Ketegasan penyelenggara Pemilu juga disinyalir bisa memperkuat wibawa negara. Bukankah persoalan Pemilu merupakan urusan internal negara. Bagaimana mungkin sebuah negara dengan populasi besar dapat disegani di kancah internasional jika masalah teknis dalam negeri saja sulit diselesaikan. Tapi, persoalannya apakah murni masalah teknis Pemilu atau sesuatu yang sistemik?
Kondisi ini, makin memperburuk citra demokrasi yang hanya dijadikan palagan untuk rebutan kekuasaan. Nampak jika persoalan teknis Pemilu saja menjadi perdebatan dan tarik-menarik kepentingan di antara elit politik.
Ini fakta yang tidak terbantahkan bahwa setiap momentum dalam kehidupan berdemokrasi akan dimanfaatkan oleh kelompok penguasa dan elit politik agar bisa menancapkan pengaruhnya secara mendalam untuk memuaskan nafsu berkuasanya.
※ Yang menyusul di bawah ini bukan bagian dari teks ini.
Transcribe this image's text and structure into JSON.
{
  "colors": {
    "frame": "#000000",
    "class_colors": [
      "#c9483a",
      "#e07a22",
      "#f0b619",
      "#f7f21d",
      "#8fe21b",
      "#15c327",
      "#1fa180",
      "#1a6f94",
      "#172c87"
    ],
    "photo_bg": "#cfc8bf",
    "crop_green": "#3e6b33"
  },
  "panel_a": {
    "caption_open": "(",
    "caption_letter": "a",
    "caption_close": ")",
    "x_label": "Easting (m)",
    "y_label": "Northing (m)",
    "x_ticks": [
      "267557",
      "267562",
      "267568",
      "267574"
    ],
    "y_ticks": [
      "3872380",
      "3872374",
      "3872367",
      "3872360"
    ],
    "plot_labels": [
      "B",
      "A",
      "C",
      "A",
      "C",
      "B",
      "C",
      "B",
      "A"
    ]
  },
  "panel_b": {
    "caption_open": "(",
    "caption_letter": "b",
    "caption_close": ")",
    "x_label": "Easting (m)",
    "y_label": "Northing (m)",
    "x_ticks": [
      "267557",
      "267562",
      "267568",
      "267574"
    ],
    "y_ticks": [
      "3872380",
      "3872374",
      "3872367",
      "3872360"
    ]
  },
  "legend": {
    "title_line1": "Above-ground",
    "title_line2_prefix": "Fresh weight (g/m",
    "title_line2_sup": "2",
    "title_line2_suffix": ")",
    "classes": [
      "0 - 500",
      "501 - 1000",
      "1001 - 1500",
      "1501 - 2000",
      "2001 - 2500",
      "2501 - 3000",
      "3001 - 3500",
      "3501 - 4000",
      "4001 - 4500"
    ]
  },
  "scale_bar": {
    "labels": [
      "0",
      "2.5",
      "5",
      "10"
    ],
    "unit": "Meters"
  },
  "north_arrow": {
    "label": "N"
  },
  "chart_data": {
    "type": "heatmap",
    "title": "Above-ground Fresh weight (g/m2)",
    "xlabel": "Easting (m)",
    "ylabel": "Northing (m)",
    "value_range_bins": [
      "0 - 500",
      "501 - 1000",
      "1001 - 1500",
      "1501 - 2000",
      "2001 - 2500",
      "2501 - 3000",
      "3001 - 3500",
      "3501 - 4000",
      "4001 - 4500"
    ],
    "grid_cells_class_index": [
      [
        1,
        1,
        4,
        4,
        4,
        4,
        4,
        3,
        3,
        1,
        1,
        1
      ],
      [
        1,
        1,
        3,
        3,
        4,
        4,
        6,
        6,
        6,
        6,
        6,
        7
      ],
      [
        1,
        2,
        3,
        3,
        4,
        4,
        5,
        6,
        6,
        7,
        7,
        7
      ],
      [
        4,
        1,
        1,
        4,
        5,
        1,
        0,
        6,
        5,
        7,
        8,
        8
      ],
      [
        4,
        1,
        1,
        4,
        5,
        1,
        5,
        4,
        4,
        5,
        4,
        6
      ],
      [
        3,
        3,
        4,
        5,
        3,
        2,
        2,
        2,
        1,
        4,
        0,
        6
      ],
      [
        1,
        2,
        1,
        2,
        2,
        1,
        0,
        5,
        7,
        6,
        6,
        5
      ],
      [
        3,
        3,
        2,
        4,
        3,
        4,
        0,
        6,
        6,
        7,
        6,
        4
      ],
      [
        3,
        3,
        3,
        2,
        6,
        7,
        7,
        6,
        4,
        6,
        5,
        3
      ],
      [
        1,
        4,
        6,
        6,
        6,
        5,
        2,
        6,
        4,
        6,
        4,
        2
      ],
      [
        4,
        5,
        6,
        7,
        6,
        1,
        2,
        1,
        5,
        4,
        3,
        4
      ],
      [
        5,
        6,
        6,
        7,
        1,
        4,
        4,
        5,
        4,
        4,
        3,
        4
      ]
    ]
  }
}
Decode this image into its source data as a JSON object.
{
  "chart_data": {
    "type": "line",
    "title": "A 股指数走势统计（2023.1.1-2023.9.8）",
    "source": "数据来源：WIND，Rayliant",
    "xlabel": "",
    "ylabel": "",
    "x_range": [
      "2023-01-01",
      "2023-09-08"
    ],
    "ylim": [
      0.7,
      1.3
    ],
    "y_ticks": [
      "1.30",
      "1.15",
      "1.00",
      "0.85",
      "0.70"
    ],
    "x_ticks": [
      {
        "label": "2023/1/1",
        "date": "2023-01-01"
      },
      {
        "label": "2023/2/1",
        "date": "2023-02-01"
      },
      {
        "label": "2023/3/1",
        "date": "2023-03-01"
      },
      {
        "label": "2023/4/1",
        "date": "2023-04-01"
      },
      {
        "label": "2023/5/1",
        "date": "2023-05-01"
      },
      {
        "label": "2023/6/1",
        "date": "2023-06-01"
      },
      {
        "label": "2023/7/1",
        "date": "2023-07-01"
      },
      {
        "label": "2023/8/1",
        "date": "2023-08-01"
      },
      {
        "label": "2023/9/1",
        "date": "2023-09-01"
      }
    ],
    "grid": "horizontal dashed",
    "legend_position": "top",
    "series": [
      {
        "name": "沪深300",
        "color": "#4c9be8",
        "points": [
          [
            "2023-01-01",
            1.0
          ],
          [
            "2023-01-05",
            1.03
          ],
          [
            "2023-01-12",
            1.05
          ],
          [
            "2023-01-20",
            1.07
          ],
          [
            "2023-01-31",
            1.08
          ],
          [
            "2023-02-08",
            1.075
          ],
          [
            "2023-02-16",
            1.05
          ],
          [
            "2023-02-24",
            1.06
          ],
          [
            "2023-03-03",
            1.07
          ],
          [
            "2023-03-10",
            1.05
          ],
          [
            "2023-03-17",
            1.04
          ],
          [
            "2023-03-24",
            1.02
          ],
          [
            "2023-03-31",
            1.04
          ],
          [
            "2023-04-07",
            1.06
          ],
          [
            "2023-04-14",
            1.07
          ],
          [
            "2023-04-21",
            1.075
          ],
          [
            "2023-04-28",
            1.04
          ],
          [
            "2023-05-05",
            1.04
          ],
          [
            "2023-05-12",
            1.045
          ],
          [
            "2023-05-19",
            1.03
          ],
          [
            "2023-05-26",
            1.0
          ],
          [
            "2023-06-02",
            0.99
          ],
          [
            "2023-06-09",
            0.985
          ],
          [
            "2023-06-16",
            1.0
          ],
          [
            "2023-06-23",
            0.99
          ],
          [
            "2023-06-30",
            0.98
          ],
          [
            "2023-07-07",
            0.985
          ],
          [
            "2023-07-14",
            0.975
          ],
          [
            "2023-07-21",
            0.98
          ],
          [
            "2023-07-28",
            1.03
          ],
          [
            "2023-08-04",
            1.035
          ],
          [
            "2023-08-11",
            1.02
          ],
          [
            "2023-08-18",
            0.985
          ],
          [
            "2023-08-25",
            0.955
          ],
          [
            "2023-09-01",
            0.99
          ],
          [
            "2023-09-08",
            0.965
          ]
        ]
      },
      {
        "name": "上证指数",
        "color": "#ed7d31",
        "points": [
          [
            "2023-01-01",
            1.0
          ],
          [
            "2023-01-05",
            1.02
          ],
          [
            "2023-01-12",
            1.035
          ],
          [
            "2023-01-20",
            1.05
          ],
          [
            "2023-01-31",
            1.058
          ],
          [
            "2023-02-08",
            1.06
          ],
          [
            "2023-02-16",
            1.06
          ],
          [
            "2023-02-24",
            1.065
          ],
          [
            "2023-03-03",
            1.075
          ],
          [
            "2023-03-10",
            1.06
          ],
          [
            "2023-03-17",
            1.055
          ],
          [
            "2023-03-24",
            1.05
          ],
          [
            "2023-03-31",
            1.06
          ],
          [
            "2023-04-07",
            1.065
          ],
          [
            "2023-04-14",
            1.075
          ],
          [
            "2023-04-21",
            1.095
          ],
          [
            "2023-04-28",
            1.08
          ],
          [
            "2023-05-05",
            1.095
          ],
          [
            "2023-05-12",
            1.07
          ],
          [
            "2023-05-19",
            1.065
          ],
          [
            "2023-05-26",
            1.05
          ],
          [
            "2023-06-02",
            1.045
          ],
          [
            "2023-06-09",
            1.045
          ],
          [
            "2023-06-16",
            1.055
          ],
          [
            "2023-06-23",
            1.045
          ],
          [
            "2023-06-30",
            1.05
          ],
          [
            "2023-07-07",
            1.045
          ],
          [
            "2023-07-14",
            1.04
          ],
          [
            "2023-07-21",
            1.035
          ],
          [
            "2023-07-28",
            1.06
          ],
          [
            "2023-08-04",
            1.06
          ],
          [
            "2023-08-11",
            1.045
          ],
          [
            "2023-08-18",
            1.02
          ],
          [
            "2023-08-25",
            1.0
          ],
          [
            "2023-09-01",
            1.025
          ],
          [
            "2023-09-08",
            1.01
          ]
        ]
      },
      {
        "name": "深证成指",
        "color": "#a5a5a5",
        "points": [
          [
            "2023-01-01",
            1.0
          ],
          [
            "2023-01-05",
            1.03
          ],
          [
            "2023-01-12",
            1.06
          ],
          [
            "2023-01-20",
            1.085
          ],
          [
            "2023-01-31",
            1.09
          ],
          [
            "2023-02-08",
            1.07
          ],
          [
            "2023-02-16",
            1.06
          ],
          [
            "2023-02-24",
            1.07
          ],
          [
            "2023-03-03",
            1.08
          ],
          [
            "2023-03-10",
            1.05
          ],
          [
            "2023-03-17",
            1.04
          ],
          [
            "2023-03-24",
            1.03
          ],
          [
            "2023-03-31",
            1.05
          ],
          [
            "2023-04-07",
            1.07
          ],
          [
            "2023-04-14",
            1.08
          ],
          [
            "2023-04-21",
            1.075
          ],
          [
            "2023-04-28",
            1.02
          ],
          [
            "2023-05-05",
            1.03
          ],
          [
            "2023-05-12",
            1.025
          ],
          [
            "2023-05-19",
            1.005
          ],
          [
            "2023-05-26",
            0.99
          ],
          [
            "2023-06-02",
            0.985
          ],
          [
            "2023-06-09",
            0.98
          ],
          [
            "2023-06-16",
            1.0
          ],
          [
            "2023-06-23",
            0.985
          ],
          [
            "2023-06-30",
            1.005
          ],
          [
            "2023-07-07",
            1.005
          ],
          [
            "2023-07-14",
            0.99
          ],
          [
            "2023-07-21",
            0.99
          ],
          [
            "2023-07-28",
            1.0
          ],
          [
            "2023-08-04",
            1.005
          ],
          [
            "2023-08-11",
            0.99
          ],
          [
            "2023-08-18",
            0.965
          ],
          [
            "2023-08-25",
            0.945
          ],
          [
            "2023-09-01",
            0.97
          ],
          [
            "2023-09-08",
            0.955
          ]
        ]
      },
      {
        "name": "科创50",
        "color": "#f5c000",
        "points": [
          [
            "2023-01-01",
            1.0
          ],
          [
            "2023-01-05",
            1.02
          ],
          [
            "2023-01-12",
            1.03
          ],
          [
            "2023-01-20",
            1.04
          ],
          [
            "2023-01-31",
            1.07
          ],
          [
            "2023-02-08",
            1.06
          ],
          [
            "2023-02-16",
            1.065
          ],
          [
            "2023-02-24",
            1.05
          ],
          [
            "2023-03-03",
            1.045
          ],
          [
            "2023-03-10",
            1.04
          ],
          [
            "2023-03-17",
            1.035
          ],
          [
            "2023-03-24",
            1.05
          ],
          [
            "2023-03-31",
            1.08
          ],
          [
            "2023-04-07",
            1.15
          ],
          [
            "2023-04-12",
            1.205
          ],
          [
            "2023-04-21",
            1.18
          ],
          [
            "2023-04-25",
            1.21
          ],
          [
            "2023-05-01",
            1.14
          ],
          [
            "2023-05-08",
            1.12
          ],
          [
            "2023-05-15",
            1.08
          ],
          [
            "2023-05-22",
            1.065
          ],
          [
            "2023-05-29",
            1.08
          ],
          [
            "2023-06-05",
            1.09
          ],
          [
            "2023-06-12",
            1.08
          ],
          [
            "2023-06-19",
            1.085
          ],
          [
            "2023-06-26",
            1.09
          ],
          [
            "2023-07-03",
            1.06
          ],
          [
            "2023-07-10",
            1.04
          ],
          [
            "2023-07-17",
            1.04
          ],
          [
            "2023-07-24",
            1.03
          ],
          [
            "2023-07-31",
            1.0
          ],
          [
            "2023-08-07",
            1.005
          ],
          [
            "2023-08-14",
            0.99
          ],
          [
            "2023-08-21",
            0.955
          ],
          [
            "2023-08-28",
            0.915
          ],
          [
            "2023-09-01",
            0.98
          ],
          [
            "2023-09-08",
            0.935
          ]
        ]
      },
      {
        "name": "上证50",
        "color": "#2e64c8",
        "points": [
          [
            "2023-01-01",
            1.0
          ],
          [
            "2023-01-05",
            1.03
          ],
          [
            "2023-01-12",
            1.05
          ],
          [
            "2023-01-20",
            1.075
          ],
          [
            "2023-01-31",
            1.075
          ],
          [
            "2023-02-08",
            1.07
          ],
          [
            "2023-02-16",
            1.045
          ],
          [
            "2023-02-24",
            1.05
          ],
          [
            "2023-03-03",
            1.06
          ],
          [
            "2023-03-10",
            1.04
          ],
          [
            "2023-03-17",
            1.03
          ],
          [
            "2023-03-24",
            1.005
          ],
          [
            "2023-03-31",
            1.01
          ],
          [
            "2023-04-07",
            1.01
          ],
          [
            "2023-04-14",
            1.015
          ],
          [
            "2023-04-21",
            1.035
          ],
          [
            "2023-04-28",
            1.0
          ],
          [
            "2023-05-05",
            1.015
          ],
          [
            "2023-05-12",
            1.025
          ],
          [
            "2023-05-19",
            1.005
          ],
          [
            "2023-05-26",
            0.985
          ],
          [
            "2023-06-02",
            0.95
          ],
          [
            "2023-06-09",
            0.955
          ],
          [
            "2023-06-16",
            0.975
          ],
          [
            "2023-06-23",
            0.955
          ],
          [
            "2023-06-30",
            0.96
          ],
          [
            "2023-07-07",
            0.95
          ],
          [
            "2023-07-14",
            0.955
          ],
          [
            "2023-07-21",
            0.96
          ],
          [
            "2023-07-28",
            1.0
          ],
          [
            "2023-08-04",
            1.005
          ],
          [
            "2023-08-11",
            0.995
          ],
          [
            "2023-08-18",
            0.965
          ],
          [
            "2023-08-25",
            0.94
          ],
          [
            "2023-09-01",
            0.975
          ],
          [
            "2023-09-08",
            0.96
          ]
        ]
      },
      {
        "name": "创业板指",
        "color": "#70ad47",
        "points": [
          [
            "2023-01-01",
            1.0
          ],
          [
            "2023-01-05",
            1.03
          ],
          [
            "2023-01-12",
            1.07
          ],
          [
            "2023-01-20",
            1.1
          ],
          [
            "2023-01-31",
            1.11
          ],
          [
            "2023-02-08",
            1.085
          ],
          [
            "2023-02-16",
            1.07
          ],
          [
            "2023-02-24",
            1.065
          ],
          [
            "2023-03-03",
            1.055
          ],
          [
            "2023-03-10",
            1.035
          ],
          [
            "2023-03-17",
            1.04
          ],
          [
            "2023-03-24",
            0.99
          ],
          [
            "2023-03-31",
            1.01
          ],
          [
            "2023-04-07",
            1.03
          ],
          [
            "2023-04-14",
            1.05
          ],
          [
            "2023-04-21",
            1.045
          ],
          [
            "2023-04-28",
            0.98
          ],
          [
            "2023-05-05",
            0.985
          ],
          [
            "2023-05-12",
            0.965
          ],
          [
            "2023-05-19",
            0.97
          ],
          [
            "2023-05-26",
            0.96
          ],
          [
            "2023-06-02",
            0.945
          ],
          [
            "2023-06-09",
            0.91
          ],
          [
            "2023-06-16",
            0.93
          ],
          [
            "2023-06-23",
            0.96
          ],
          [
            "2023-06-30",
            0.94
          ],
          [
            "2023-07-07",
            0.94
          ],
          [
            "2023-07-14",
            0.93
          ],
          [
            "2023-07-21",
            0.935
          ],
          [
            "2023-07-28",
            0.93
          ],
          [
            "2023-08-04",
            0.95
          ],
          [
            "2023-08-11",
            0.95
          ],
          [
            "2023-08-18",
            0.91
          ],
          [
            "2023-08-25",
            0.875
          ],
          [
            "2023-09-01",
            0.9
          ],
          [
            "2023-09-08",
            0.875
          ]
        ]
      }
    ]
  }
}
Sungguh sebuah ironi, demokrasi yang secara jargon dari rakyat, oleh rakyat dan untuk rakyat hanya digunakan untuk membangun kekuatan politik yang menguntungkan segelintir orang dan pada akhirnya rakyat jadi korban.
Jika demikian situasinya, Pemilu dimajukan atau dimundurkan bukankah sesuatu yang membawa manfaat bagi rakyat.
Oleh sebab itu, tidak ada alasan untuk percaya demokrasi dan sekarang merupakan timing yang tepat untuk mencampakkan sistem yang cacat ini dengan mengganti sistem alternatif dan terbaik, yakni sistem Islam yang telah teruji secara historis karena fokus mengurusi rakyat, bukan untuk melanggengkan kekuasaan, melayani cukong apalagi elit politik, Wallahu’alam bishawab.